Now he knows the idea, which produces a new animal feed and cleans water that can be recycled back into ethanol production, works more efficiently in batches of up to 350 gallons than on a lab bench.
"We're learning we can reliably produce good quality and good quantities," said van Leeuwen, Iowa State's Vlasta Klima Balloun Professor of Engineering in the department of civil, construction and environmental engineering.
What van Leeuwen and a team of Iowa State researchers are producing is a fungus, Rhizopus oligosporus, that makes a high-quality, high-protein animal feed from the leftovers of ethanol production. The process of growing the fungus also cleans water from ethanol production so that it can be recycled back into fuel production. And the process, called MycoMeal, could one day produce a low-cost nutritional supplement for people.
The project has two patents pending and has won several major awards, including a 2008 R&D 100 Award presented by R&D Magazine, the 2008 Grand Prize for University Research presented by the American Academy of Environmental Engineers and a 2011 Honor Award in University Research from the academy. The project also contributed to R&D Magazine naming van Leeuwen its 2009 Innovator of the Year.
The research team working on the project is led by van Leeuwen and includes Nick Gabler and Mike Persia, assistant professors of animal science; Mary Rasmussen, a post-doctoral research associate in food science and human nutrition; Daniel Erickson, Christopher Koza and Debjani Mitra, graduate students; and Brandon Caldwell, a graduate of Iowa State. The project is supported by a three-year, $450,000 grant from the Iowa Energy Center and a Smithfield grant from the Office of the Iowa Attorney General. Lincolnway Energy of Nevada, Cellencor Corp. of Ames and Iowa State's Center for Crops Utilization Research and BioCentury Research Farm are also supporting the project.
Here's how their process works to improve dry-grind ethanol production:
For every gallon of ethanol produced, there are about five gallons of leftovers known as stillage. The stillage contains solids and other organic material. Most of the solids are removed by centrifugation and dried into distillers dried grains that are sold as livestock feed, primarily for cattle.
The remaining liquid, known as thin stillage, still contains some solids, a variety of organic compounds and enzymes. Because the compounds and solids can interfere with ethanol production, only about 50 percent of thin stillage can be recycled back into ethanol production. The rest is evaporated and blended with distillers dried grains to produce distillers dried grains with solubles.

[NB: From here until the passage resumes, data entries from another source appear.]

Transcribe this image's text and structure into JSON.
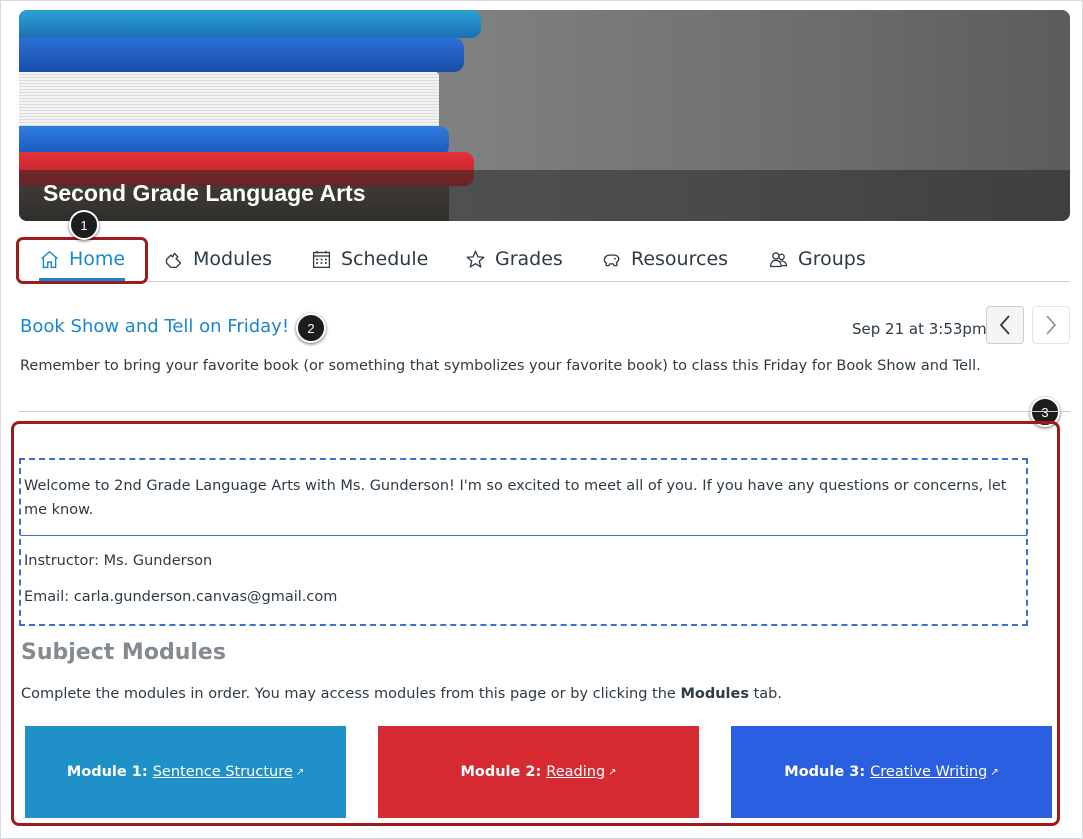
{
  "course": {
    "title": "Second Grade Language Arts"
  },
  "callouts": [
    "1",
    "2",
    "3"
  ],
  "tabs": [
    {
      "label": "Home",
      "icon": "home-icon",
      "active": true
    },
    {
      "label": "Modules",
      "icon": "modules-icon"
    },
    {
      "label": "Schedule",
      "icon": "calendar-icon"
    },
    {
      "label": "Grades",
      "icon": "star-icon"
    },
    {
      "label": "Resources",
      "icon": "resources-icon"
    },
    {
      "label": "Groups",
      "icon": "groups-icon"
    }
  ],
  "announcement": {
    "title": "Book Show and Tell on Friday!",
    "date": "Sep 21 at 3:53pm",
    "body": "Remember to bring your favorite book (or something that symbolizes your favorite book) to class this Friday for Book Show and Tell."
  },
  "front_page": {
    "welcome": "Welcome to 2nd Grade Language Arts with Ms. Gunderson! I'm so excited to meet all of you. If you have any questions or concerns, let me know.",
    "instructor": "Instructor: Ms. Gunderson",
    "email": "Email: carla.gunderson.canvas@gmail.com",
    "subject_title": "Subject Modules",
    "subject_desc_prefix": "Complete the modules in order. You may access modules from this page or by clicking the ",
    "subject_desc_bold": "Modules",
    "subject_desc_suffix": " tab.",
    "modules": [
      {
        "prefix": "Module 1:",
        "link": "Sentence Structure",
        "color": "#1f90c8"
      },
      {
        "prefix": "Module 2:",
        "link": "Reading",
        "color": "#d62a33"
      },
      {
        "prefix": "Module 3:",
        "link": "Creative Writing",
        "color": "#2b5fe2"
      }
    ]
  },
  "colors": {
    "accent": "#1a86d0",
    "highlight_border": "#9b1b1f"
  }
}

The researchers add fungus to the thin stillage and it feeds and grows into a thick mass in less than a day – van Leeuwen calls it "lightning-speed farming." The fungus removes about 60 percent of the organic material and most of the solids, allowing the water and enzymes in the thin stillage to be recycled back into production.

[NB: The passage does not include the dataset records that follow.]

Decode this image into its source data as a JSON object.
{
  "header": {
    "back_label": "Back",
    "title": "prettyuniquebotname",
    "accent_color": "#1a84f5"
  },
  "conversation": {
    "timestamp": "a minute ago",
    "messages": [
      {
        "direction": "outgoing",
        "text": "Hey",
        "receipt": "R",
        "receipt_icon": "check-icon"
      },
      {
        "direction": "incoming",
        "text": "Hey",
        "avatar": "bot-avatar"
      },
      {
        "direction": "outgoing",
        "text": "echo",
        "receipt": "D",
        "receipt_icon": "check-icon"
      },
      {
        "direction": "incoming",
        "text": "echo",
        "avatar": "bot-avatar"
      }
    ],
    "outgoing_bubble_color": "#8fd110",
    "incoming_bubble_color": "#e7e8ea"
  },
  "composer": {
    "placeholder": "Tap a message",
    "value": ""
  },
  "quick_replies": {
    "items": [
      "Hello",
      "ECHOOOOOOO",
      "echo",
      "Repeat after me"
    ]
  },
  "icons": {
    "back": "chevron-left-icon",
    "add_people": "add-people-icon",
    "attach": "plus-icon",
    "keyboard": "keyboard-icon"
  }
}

The fungus is then harvested and dried as animal feed that's rich in protein, certain essential amino acids and other nutrients. It can also be blended with distillers dried grains to boost its value as a livestock feed and make it more suitable for feeding hogs and chickens.

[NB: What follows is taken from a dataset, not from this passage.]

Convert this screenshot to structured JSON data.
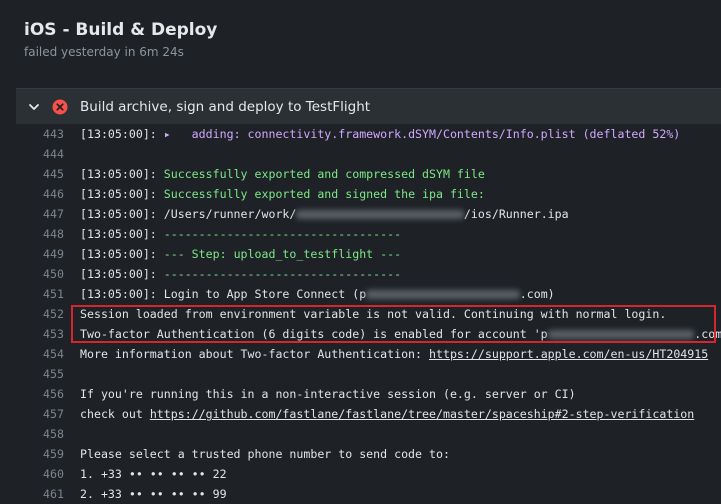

Van Leeuwen said the production technology can save United States ethanol producers up to $800 million a year in energy costs. He also said the technology can produce ethanol co-products worth another $800 million or more per year, depending on how it is used and marketed.
Now that the project has moved from a campus lab to the Iowa Energy Center's BECON facility in Nevada, van Leeuwen said researchers are working to improve the process at larger scales.
"We're adding and subtracting, doing things differently and redesigning our process all the time," he said.
Even so, the process has developed enough that researchers can use simple screens to harvest pellets of the fungus from the project's 20-foot high reactor. They're feeding some of the fungus to chickens and will soon start feeding tests with hogs. A next step could be testing the fungus for human consumption. (University leaders have tried the fungi and researchers regularly eat it, van Leeuwen said.)
As the project has successfully scaled up, so has van Leeuwen's optimism that the process could help the biofuels industry.
"Implementation of this process addresses criticism of biofuels by substantially lowering energy inputs and by increasing the production of nutritious animal feed," van Leeuwen said. "The MycoMeal process could truly revolutionize the biofuels industry."